La lanza golpeó bajo el ojo amarillo sin párpado y el hombre voló por el aire. El dragón se le abalanzó, lo derribó, lo aplastó y el monstruo negro lanzó al otro jinete a unos treinta metros de distancia, contra la pared de una roca. Gimiendo, gimiendo siempre, el dragón pasó, vociferando, todo fuego alrededor y debajo: un sol rosado, amarillo, naranja, con plumones suaves de humo enceguecedor.
—¿Viste? —gritó una voz—. ¿No te lo había dicho?

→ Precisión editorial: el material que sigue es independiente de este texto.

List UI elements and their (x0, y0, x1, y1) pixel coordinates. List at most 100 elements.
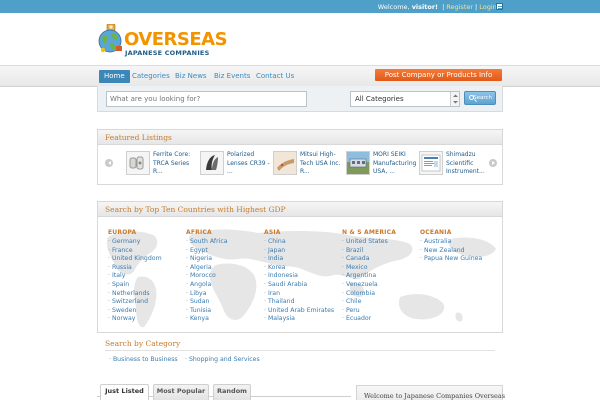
carousel-next-icon[interactable] (489, 159, 497, 167)
search-bar: All Categories Search (97, 86, 503, 112)
tab-random[interactable]: Random (213, 384, 251, 400)
divider (105, 350, 495, 351)
country-link[interactable]: Indonesia (264, 272, 334, 281)
welcome-prefix: Welcome, (377, 3, 410, 11)
featured-item-text[interactable]: Ferrite Core: TRCA Series R... (153, 151, 197, 177)
category-section: Search by Category Business to Business … (97, 336, 503, 372)
country-link[interactable]: Brazil (342, 247, 396, 256)
top-bar: Welcome, visitor! |Register|Login| (0, 0, 600, 13)
category-link-shopping[interactable]: Shopping and Services (185, 356, 260, 363)
featured-item-text[interactable]: MORI SEIKI Manufacturing USA, ... (373, 151, 417, 177)
nav-biz-news[interactable]: Biz News (170, 70, 212, 83)
tab-just-listed[interactable]: Just Listed (100, 384, 149, 400)
country-link[interactable]: Russia (108, 264, 162, 273)
region-title: ASIA (264, 229, 281, 236)
country-link[interactable]: United Arab Emirates (264, 307, 334, 316)
country-link[interactable]: Australia (420, 238, 482, 247)
country-link[interactable]: Korea (264, 264, 334, 273)
nav-home[interactable]: Home (99, 70, 130, 83)
featured-item[interactable]: Shimadzu Scientific Instrument... (419, 151, 487, 179)
country-link[interactable]: United Kingdom (108, 255, 162, 264)
country-link[interactable]: Angola (186, 281, 228, 290)
region-africa: AFRICA South Africa Egypt Nigeria Algeri… (186, 229, 228, 324)
country-link[interactable]: Nigeria (186, 255, 228, 264)
nav-biz-events[interactable]: Biz Events (209, 70, 255, 83)
separator: | (475, 3, 478, 11)
featured-item-text[interactable]: Polarized Lenses CR39 - ... (227, 151, 271, 177)
country-link[interactable]: Kenya (186, 315, 228, 324)
category-select[interactable]: All Categories (350, 91, 460, 107)
country-link[interactable]: Netherlands (108, 290, 162, 299)
country-link[interactable]: United States (342, 238, 396, 247)
login-link[interactable]: Login (479, 3, 497, 11)
country-link[interactable]: Italy (108, 272, 162, 281)
region-title: OCEANIA (420, 229, 452, 236)
featured-item[interactable]: Polarized Lenses CR39 - ... (200, 151, 271, 179)
search-button[interactable]: Search (464, 91, 496, 105)
country-link[interactable]: Venezuela (342, 281, 396, 290)
country-link[interactable]: Saudi Arabia (264, 281, 334, 290)
country-link[interactable]: Peru (342, 307, 396, 316)
product-thumbnail[interactable] (346, 151, 370, 175)
country-link[interactable]: Sweden (108, 307, 162, 316)
country-link[interactable]: Chile (342, 298, 396, 307)
country-link[interactable]: Sudan (186, 298, 228, 307)
site-logo[interactable]: OVERSEAS JAPANESE COMPANIES (97, 22, 228, 58)
region-asia: ASIA China Japan India Korea Indonesia S… (264, 229, 334, 324)
product-thumbnail[interactable] (126, 151, 150, 175)
search-input[interactable] (106, 91, 307, 107)
region-oceania: OCEANIA Australia New Zealand Papua New … (420, 229, 482, 264)
country-link[interactable]: Thailand (264, 298, 334, 307)
logo-subtitle: JAPANESE COMPANIES (125, 49, 210, 57)
world-map: EUROPA Germany France United Kingdom Rus… (98, 217, 502, 333)
category-link-b2b[interactable]: Business to Business (109, 356, 178, 363)
country-link[interactable]: Tunisia (186, 307, 228, 316)
globe-icon (98, 24, 122, 53)
country-link[interactable]: Morocco (186, 272, 228, 281)
region-title: EUROPA (108, 229, 137, 236)
country-link[interactable]: Spain (108, 281, 162, 290)
featured-item[interactable]: MORI SEIKI Manufacturing USA, ... (346, 151, 417, 179)
country-link[interactable]: France (108, 247, 162, 256)
post-company-button[interactable]: Post Company or Products Info (375, 69, 502, 81)
country-link[interactable]: New Zealand (420, 247, 482, 256)
logo-title: OVERSEAS (124, 29, 228, 50)
country-link[interactable]: Iran (264, 290, 334, 299)
country-link[interactable]: Malaysia (264, 315, 334, 324)
country-link[interactable]: Algeria (186, 264, 228, 273)
tab-most-popular[interactable]: Most Popular (153, 384, 209, 400)
country-link[interactable]: China (264, 238, 334, 247)
carousel-prev-icon[interactable] (105, 159, 113, 167)
country-link[interactable]: India (264, 255, 334, 264)
country-link[interactable]: South Africa (186, 238, 228, 247)
register-link[interactable]: Register (446, 3, 473, 11)
country-link[interactable]: Argentina (342, 272, 396, 281)
country-link[interactable]: Japan (264, 247, 334, 256)
country-link[interactable]: Switzerland (108, 298, 162, 307)
category-select-value: All Categories (355, 95, 404, 103)
featured-title: Featured Listings (98, 130, 502, 145)
product-thumbnail[interactable] (200, 151, 224, 175)
country-link[interactable]: Canada (342, 255, 396, 264)
country-link[interactable]: Egypt (186, 247, 228, 256)
main-nav: Home Categories Biz News Biz Events Cont… (0, 65, 600, 87)
featured-item-text[interactable]: Shimadzu Scientific Instrument... (446, 151, 490, 177)
product-thumbnail[interactable] (273, 151, 297, 175)
featured-item[interactable]: Mitsui High-Tech USA Inc. R... (273, 151, 341, 179)
product-thumbnail[interactable] (419, 151, 443, 175)
country-link[interactable]: Ecuador (342, 315, 396, 324)
nav-contact-us[interactable]: Contact Us (251, 70, 299, 83)
featured-item[interactable]: Ferrite Core: TRCA Series R... (126, 151, 194, 179)
country-link[interactable]: Norway (108, 315, 162, 324)
nav-categories[interactable]: Categories (127, 70, 175, 83)
rss-icon[interactable] (496, 3, 503, 10)
country-link[interactable]: Mexico (342, 264, 396, 273)
category-section-title: Search by Category (105, 339, 181, 348)
region-title: N & S AMERICA (342, 229, 397, 236)
countries-panel: Search by Top Ten Countries with Highest… (97, 201, 503, 333)
country-link[interactable]: Germany (108, 238, 162, 247)
country-link[interactable]: Papua New Guinea (420, 255, 482, 264)
country-link[interactable]: Libya (186, 290, 228, 299)
featured-item-text[interactable]: Mitsui High-Tech USA Inc. R... (300, 151, 344, 177)
country-link[interactable]: Colombia (342, 290, 396, 299)
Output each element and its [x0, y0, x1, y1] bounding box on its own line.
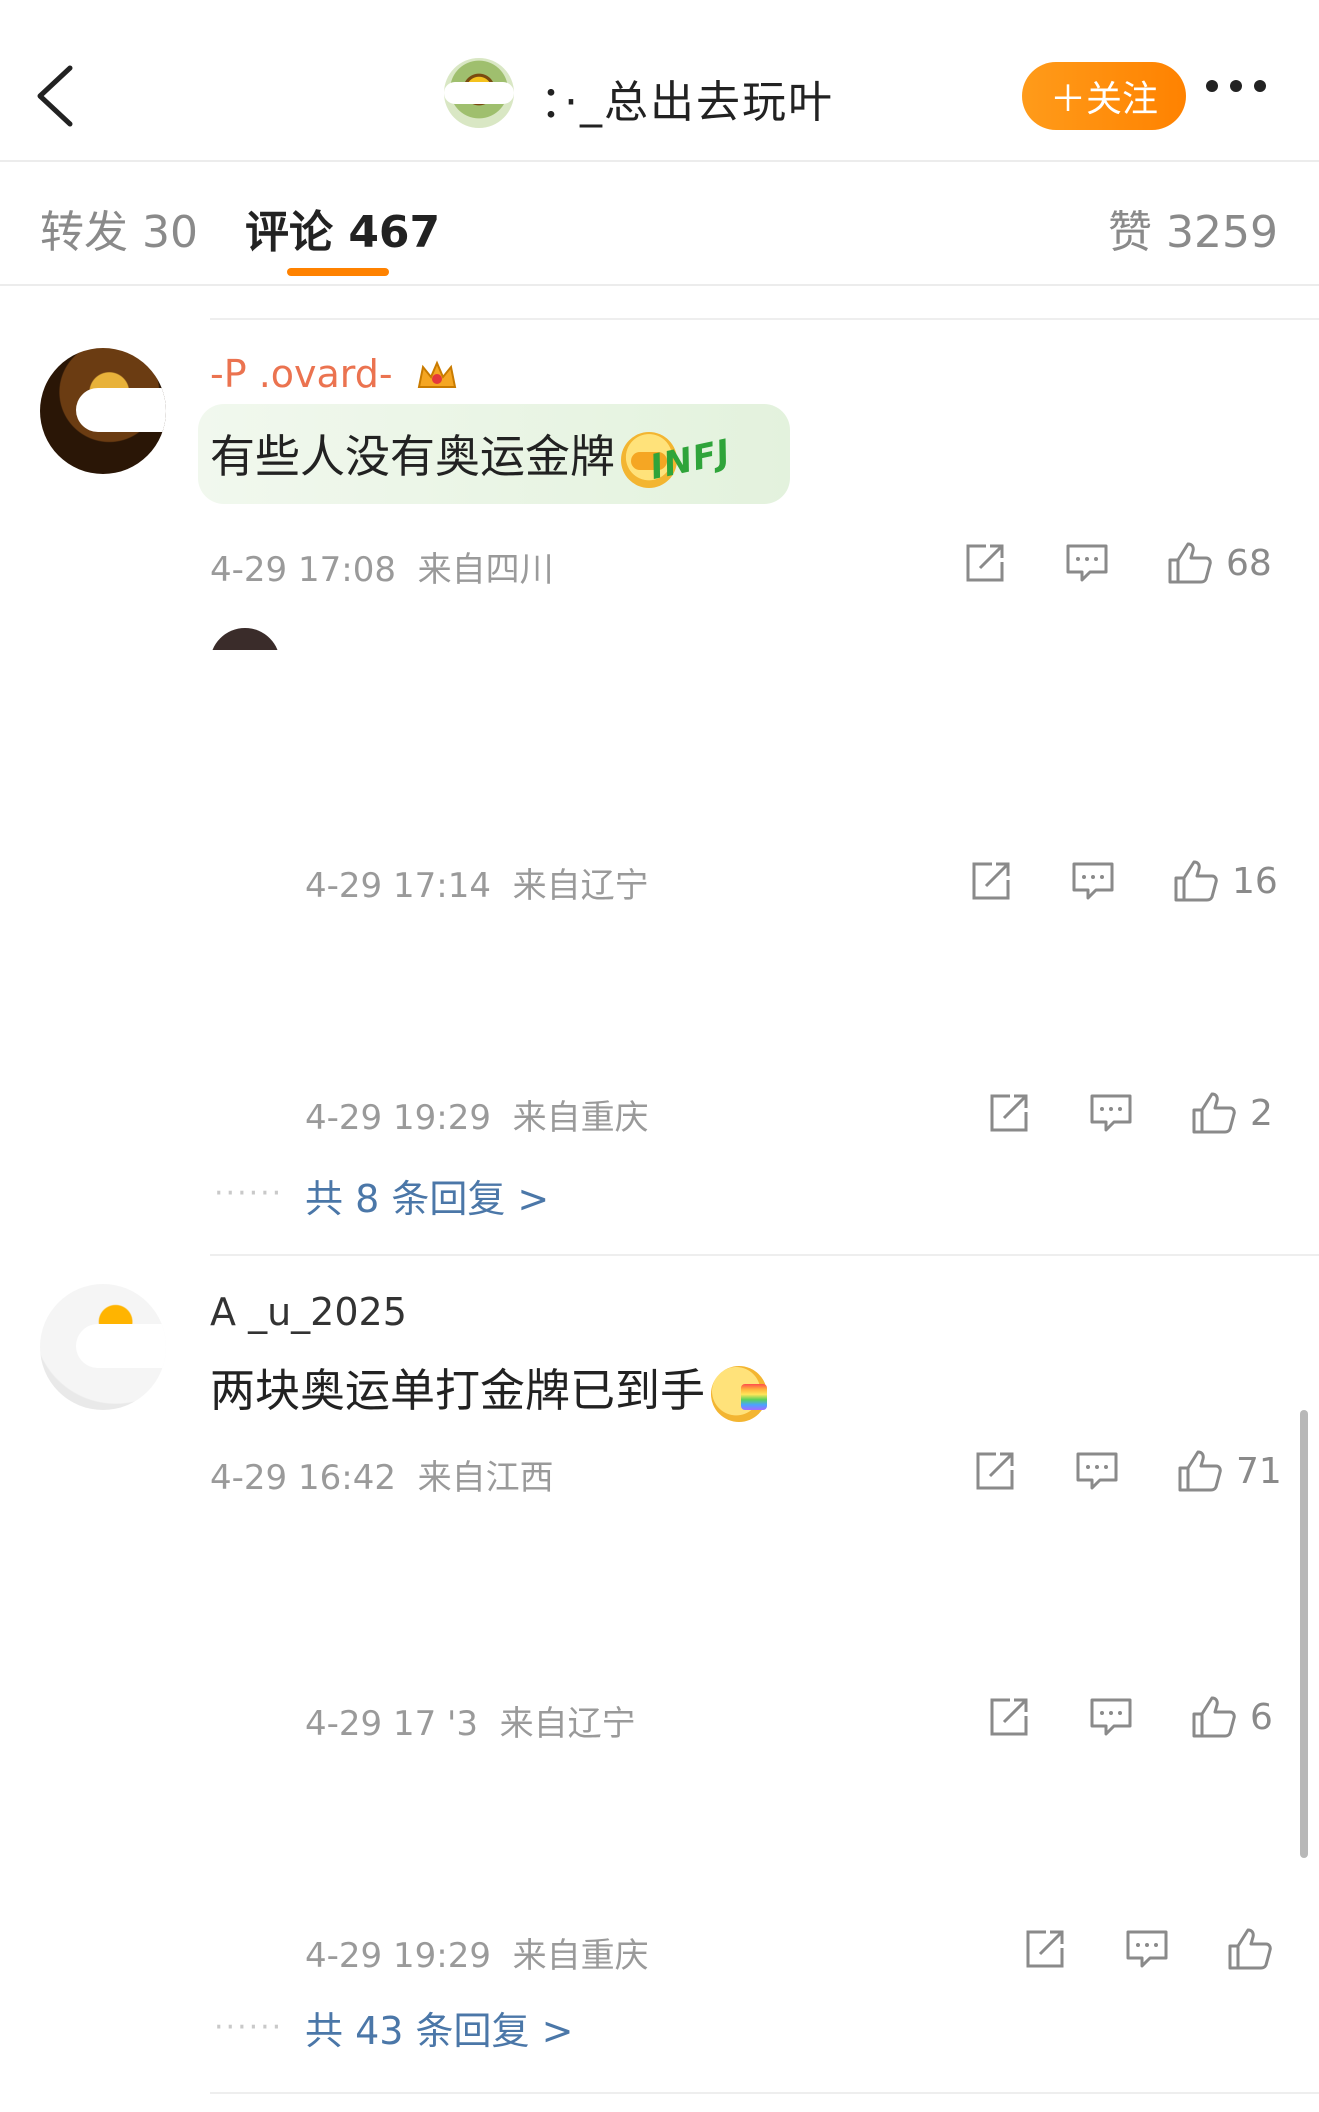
like-icon[interactable]: [1190, 1694, 1236, 1740]
like-icon[interactable]: [1176, 1448, 1222, 1494]
tab-reposts[interactable]: 转发 30: [40, 196, 198, 260]
repost-icon[interactable]: [968, 858, 1014, 904]
like-count: 16: [1232, 860, 1278, 902]
divider: [210, 2092, 1319, 2094]
reply-actions: 16: [968, 856, 1278, 906]
reply-time: 4-29 19:29: [305, 1098, 491, 1138]
rainbow-vomit-emoji-icon: [711, 1366, 768, 1422]
back-arrow-icon[interactable]: [32, 64, 76, 128]
avatar[interactable]: [40, 1284, 166, 1410]
reply-icon[interactable]: [1064, 540, 1110, 586]
reply-location: 来自辽宁: [499, 1704, 636, 1744]
divider: [210, 318, 1319, 320]
reply-icon[interactable]: [1124, 1926, 1170, 1972]
comment-time: 4-29 16:42: [210, 1458, 396, 1498]
reply-time: 4-29 17:14: [305, 866, 491, 906]
top-bar: ：·_总出去玩叶 ＋关注: [0, 0, 1319, 162]
repost-icon[interactable]: [1022, 1926, 1068, 1972]
comment-meta: 4-29 17:08 来自四川: [210, 542, 554, 591]
like-count: 68: [1226, 542, 1272, 584]
more-replies-link[interactable]: 共 8 条回复 >: [305, 1168, 549, 1223]
reply-meta: 4-29 17:14 来自辽宁: [305, 858, 649, 907]
reply-time: 4-29 17 '3: [305, 1704, 479, 1744]
repost-icon[interactable]: [962, 540, 1008, 586]
like-count: 71: [1236, 1450, 1282, 1492]
more-replies-link[interactable]: 共 43 条回复 >: [305, 2000, 573, 2055]
avatar[interactable]: [40, 348, 166, 474]
like-count: 2: [1250, 1092, 1273, 1134]
reply-avatar[interactable]: [210, 628, 280, 650]
tab-likes[interactable]: 赞 3259: [1108, 196, 1278, 260]
reply-meta: 4-29 19:29 来自重庆: [305, 1928, 649, 1977]
username-text[interactable]: -P .ovard-: [210, 352, 393, 396]
more-replies-dots: ······: [214, 2010, 284, 2045]
crown-icon: [417, 359, 456, 388]
more-replies-dots: ······: [214, 1176, 284, 1211]
scrollbar[interactable]: [1300, 1410, 1308, 1858]
comment-username[interactable]: A _u_2025: [210, 1290, 407, 1334]
comment-text: 两块奥运单打金牌已到手: [210, 1354, 768, 1422]
reply-meta: 4-29 19:29 来自重庆: [305, 1090, 649, 1139]
tab-bar: 转发 30 评论 467 赞 3259: [0, 162, 1319, 286]
like-icon[interactable]: [1190, 1090, 1236, 1136]
reply-time: 4-29 19:29: [305, 1936, 491, 1976]
reply-meta: 4-29 17 '3 来自辽宁: [305, 1696, 636, 1745]
reply-actions: 2: [986, 1088, 1273, 1138]
more-icon[interactable]: [1206, 80, 1266, 92]
reply-icon[interactable]: [1070, 858, 1116, 904]
repost-icon[interactable]: [986, 1694, 1032, 1740]
tab-comments[interactable]: 评论 467: [245, 196, 440, 260]
comment-username[interactable]: -P .ovard-: [210, 352, 459, 397]
comment-actions: 68: [962, 538, 1272, 588]
comment-location: 来自江西: [417, 1458, 554, 1498]
like-count: 6: [1250, 1696, 1273, 1738]
reply-location: 来自辽宁: [512, 866, 649, 906]
comment-text: 有些人没有奥运金牌: [210, 420, 678, 488]
author-avatar[interactable]: [444, 58, 514, 128]
repost-icon[interactable]: [972, 1448, 1018, 1494]
comment-meta: 4-29 16:42 来自江西: [210, 1450, 554, 1499]
like-icon[interactable]: [1172, 858, 1218, 904]
reply-icon[interactable]: [1088, 1090, 1134, 1136]
reply-actions: 6: [986, 1692, 1273, 1742]
reply-actions: [1022, 1924, 1272, 1974]
comment-time: 4-29 17:08: [210, 550, 396, 590]
repost-icon[interactable]: [986, 1090, 1032, 1136]
like-icon[interactable]: [1226, 1926, 1272, 1972]
reply-icon[interactable]: [1074, 1448, 1120, 1494]
like-icon[interactable]: [1166, 540, 1212, 586]
active-tab-indicator: [287, 268, 389, 276]
comment-text-content: 两块奥运单打金牌已到手: [210, 1364, 706, 1417]
divider: [210, 1254, 1319, 1256]
comment-text-content: 有些人没有奥运金牌: [210, 430, 616, 483]
follow-button[interactable]: ＋关注: [1022, 62, 1186, 130]
reply-location: 来自重庆: [512, 1936, 649, 1976]
reply-icon[interactable]: [1088, 1694, 1134, 1740]
author-name[interactable]: ：·_总出去玩叶: [540, 66, 834, 130]
comment-actions: 71: [972, 1446, 1282, 1496]
comment-location: 来自四川: [417, 550, 554, 590]
reply-location: 来自重庆: [512, 1098, 649, 1138]
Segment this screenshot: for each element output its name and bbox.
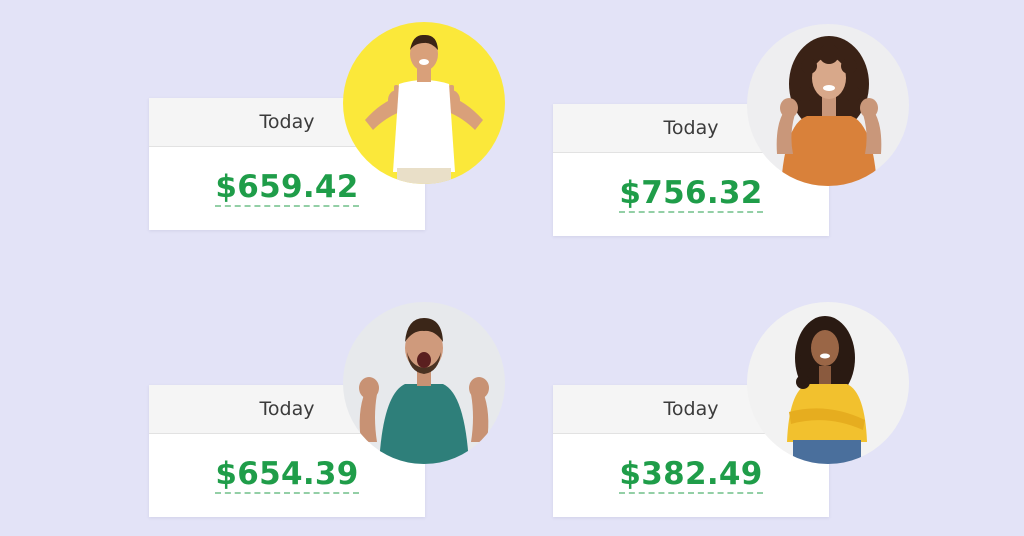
avatar-woman-curly-hair-image xyxy=(747,24,909,186)
card-header-label: Today xyxy=(663,398,719,420)
avatar-man-thumbs-up xyxy=(343,22,505,184)
avatar-woman-curly-hair xyxy=(747,24,909,186)
avatar-woman-arms-crossed-image xyxy=(747,302,909,464)
avatar-woman-arms-crossed xyxy=(747,302,909,464)
card-header-label: Today xyxy=(259,398,315,420)
avatar-man-excited xyxy=(343,302,505,464)
earnings-amount: $654.39 xyxy=(215,457,359,495)
card-header-label: Today xyxy=(259,111,315,133)
avatar-man-excited-image xyxy=(343,302,505,464)
card-header-label: Today xyxy=(663,117,719,139)
avatar-man-thumbs-up-image xyxy=(343,22,505,184)
earnings-amount: $382.49 xyxy=(619,457,763,495)
earnings-amount: $756.32 xyxy=(619,176,763,214)
earnings-amount: $659.42 xyxy=(215,170,359,208)
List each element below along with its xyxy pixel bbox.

—¡Sí! ¡Sí! ¡Un caballero con armadura! ¡Lo atropellamos!
—¿Vas a detenerte?
—Me detuve una vez; no encontré nada. No me gusta detenerme en este páramo. Me pone la carne de gallina. No sé que siento.
—Pero atropellamos algo.
El tren silbó un buen rato; el hombre no se movió. Una ráfaga de humo dividió la niebla.
—Llegaremos a Stokely a horario. Más carbón, ¿eh, Fred?
Un nuevo silbido, que desprendió el rocío del cielo desierto. El tren nocturno, de fuego y furia, entró en un barranco, trepó por una ladera y se perdió a lo lejos sobre la tierra helada, hacia el norte, desapareciendo para siempre y dejando un humo negro y un vapor que pocos minutos después se disolvieron en el aire quieto.